An intratumoural formulation of vocimagene amiretrorepvec-flucytosine (VAF) gene therapy is in phase 1/2 development in the USA for recurrent GBM and an oral formulation of this agent is also in phase 1/2 development.
In Germany, parvovirus H1 (H iPV; ParvOryx) - an oncolytic virus product - is under phase 1/2 investigation as an intratumoural agent in patients with progressive primary or recurrent GBM.
Several immunotherapy vaccines are in development. All use technologies designed to 'arm' patient-derived cells to enable the immune system to directly recognise and destroy tumour cells, and as such are patient specific.
AV 0113 is a cytotoxic T lymphocyte stimulant in phase 2 development for GBM as first-line adjuvant therapy in combination with temozolomide and radiotherapy. AV 0113 is administered intralymphatically and is based on the patient's antigen-presenting interleukin-12 (IL-12) secreting dendritic cells charged with a lipopolysaccharide-stimulated autologous tumour antigen. Another dendritic cell-based vaccine, DCVax-Brain personalised immune therapy, is in the preregistration phase in patients with GBM in Switzerland. DCVax® is manufactured from the patient's dendritic cells pulsed with tumour cell lysate. 'Loaded' dendritic cells are injected intradermally back into the patient. The vaccine is also in phase 3 trials for GBM in the US, the UK and Germany.
A T-cell-based immunotherapy - Immuncell-LC - is in phase 3 development for first-line adjuvant therapy of GBM in South Korea. Another T-cell stimulant, intradermal ICT 107, is in phase 2 development in the USA as an intradermal vaccine for first-line therapy. For the ICT 107 vaccine, dendritic cells are harvested and cultured with antigens known to be expressed in a number of cancers, including GBM.

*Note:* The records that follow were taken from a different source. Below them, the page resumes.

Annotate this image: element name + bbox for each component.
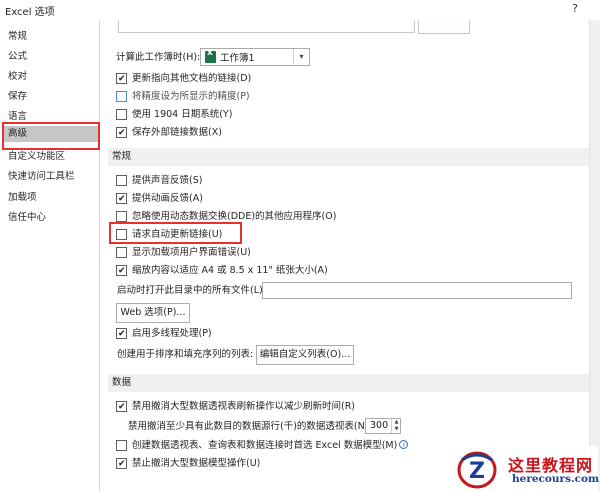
option-label: 更新指向其他文档的链接(D) xyxy=(132,73,252,84)
sidebar-item-trust-center[interactable]: 信任中心 xyxy=(8,210,46,226)
checkbox[interactable] xyxy=(116,175,127,186)
logo-emblem-icon: Z xyxy=(457,451,497,489)
sidebar-item-addins[interactable]: 加载项 xyxy=(8,190,37,206)
min-rows-label: 禁用撤消至少具有此数目的数据源行(千)的数据透视表(N): xyxy=(128,421,372,432)
spinner-arrows-icon[interactable]: ▲ ▼ xyxy=(391,419,401,433)
checkbox[interactable] xyxy=(116,191,127,207)
sidebar-item-save[interactable]: 保存 xyxy=(8,89,27,105)
watermark-text-en: herecours.com xyxy=(512,473,600,485)
checkbox[interactable] xyxy=(116,211,127,222)
checkbox[interactable] xyxy=(116,440,127,451)
sidebar-item-advanced[interactable]: 高级 xyxy=(2,126,99,142)
workbook-select[interactable]: 工作簿1 ▾ xyxy=(200,48,310,66)
option-label: 使用 1904 日期系统(Y) xyxy=(132,109,233,120)
option-label: 提供声音反馈(S) xyxy=(132,175,203,186)
custom-lists-label: 创建用于排序和填充序列的列表: xyxy=(117,349,254,360)
sidebar-item-language[interactable]: 语言 xyxy=(8,109,27,125)
partial-field xyxy=(118,20,415,33)
sidebar-item-general[interactable]: 常规 xyxy=(8,29,27,45)
option-label: 缩放内容以适应 A4 或 8.5 x 11" 纸张大小(A) xyxy=(132,265,328,276)
sidebar-item-customize-ribbon[interactable]: 自定义功能区 xyxy=(8,149,65,165)
web-options-button[interactable]: Web 选项(P)... xyxy=(116,303,190,323)
checkbox[interactable] xyxy=(116,399,127,415)
chevron-down-icon: ▾ xyxy=(293,49,309,65)
excel-workbook-icon xyxy=(205,48,216,63)
section-header-data: 数据 xyxy=(108,374,589,392)
vertical-scrollbar[interactable] xyxy=(589,20,600,491)
checkbox[interactable] xyxy=(116,263,127,279)
sidebar: 常规 公式 校对 保存 语言 高级 自定义功能区 快速访问工具栏 加载项 信任中… xyxy=(0,20,100,491)
title-bar: Excel 选项 ? xyxy=(0,0,600,20)
edit-custom-lists-button[interactable]: 编辑自定义列表(O)... xyxy=(256,345,354,365)
option-label: 将精度设为所显示的精度(P) xyxy=(132,91,250,102)
option-label: 忽略使用动态数据交换(DDE)的其他应用程序(O) xyxy=(132,211,337,222)
checkbox[interactable] xyxy=(116,229,127,240)
option-label-text: 创建数据透视表、查询表和数据连接时首选 Excel 数据模型(M) xyxy=(132,440,398,451)
workbook-select-value: 工作簿1 xyxy=(220,53,255,64)
startup-folder-input[interactable] xyxy=(262,282,572,299)
window-title: Excel 选项 xyxy=(5,7,55,18)
option-label: 禁止撤消大型数据模型操作(U) xyxy=(132,458,261,469)
option-label: 保存外部链接数据(X) xyxy=(132,127,222,138)
checkbox[interactable] xyxy=(116,247,127,258)
checkbox[interactable] xyxy=(116,326,127,342)
section-title: 数据 xyxy=(112,377,132,388)
watermark-logo: Z 这里教程网 herecours.com xyxy=(452,446,600,491)
section-title: 常规 xyxy=(112,151,132,162)
sidebar-item-formulas[interactable]: 公式 xyxy=(8,49,27,65)
checkbox[interactable] xyxy=(116,456,127,472)
option-label: 请求自动更新链接(U) xyxy=(132,229,223,240)
info-icon[interactable]: i xyxy=(399,440,409,449)
startup-folder-label: 启动时打开此目录中的所有文件(L): xyxy=(117,285,266,296)
svg-text:Z: Z xyxy=(469,459,485,484)
sidebar-item-quick-access[interactable]: 快速访问工具栏 xyxy=(8,169,75,185)
option-label: 启用多线程处理(P) xyxy=(132,328,212,339)
checkbox[interactable] xyxy=(116,91,127,102)
option-label: 提供动画反馈(A) xyxy=(132,193,203,204)
min-rows-value: 300 xyxy=(370,420,389,431)
workbook-calc-label: 计算此工作簿时(H): xyxy=(116,52,201,63)
partial-button xyxy=(418,20,470,34)
option-label: 创建数据透视表、查询表和数据连接时首选 Excel 数据模型(M) i xyxy=(132,438,409,454)
sidebar-item-proofing[interactable]: 校对 xyxy=(8,69,27,85)
checkbox[interactable] xyxy=(116,71,127,87)
section-header-general: 常规 xyxy=(108,148,589,166)
option-label: 禁用撤消大型数据透视表刷新操作以减少刷新时间(R) xyxy=(132,401,356,412)
checkbox[interactable] xyxy=(116,125,127,141)
option-label: 显示加载项用户界面错误(U) xyxy=(132,247,251,258)
checkbox[interactable] xyxy=(116,109,127,120)
help-button[interactable]: ? xyxy=(568,2,582,16)
min-rows-spinner[interactable]: 300 ▲ ▼ xyxy=(365,418,401,434)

Subcutaneously administered vaccine ITK 1 has a different mechanism of action from the cell-based vaccines described above. ITK 1 is a personalised immunostimulant vaccine optimised for each patient. Treatment involves selecting high-response peptides for each patient by determining the specific immune response to all the available peptide vaccine candidates. ITK 1 is in phase 3 development in Japan for second-line or greater therapy of GBM.
Moving beyond palliative treatment
Despite some recent advances, treatment of GBM remains palliative and only modest improvements in survival have been achieved in newly diagnosed patients with the latest chemotherapy agents bevacizumab, nimotuzumab and temozolomide, and therapeutic options for recurrent disease remain very limited. Investigational agents include chemotherapy agents targeting a wide range of biological effector molecules and pathways, novel formulations for delivery of chemotherapy with better risk: benefit profiles, gene therapy and immunotherapy (vaccines). Of the latter, there are many innovative vaccines in development that will offer patients new options. This, together with advances in gene therapy and illuminating research into MGMT effects on response to alkylating agents, should lead to increasingly individualised treatment for GBM in the not too distant future.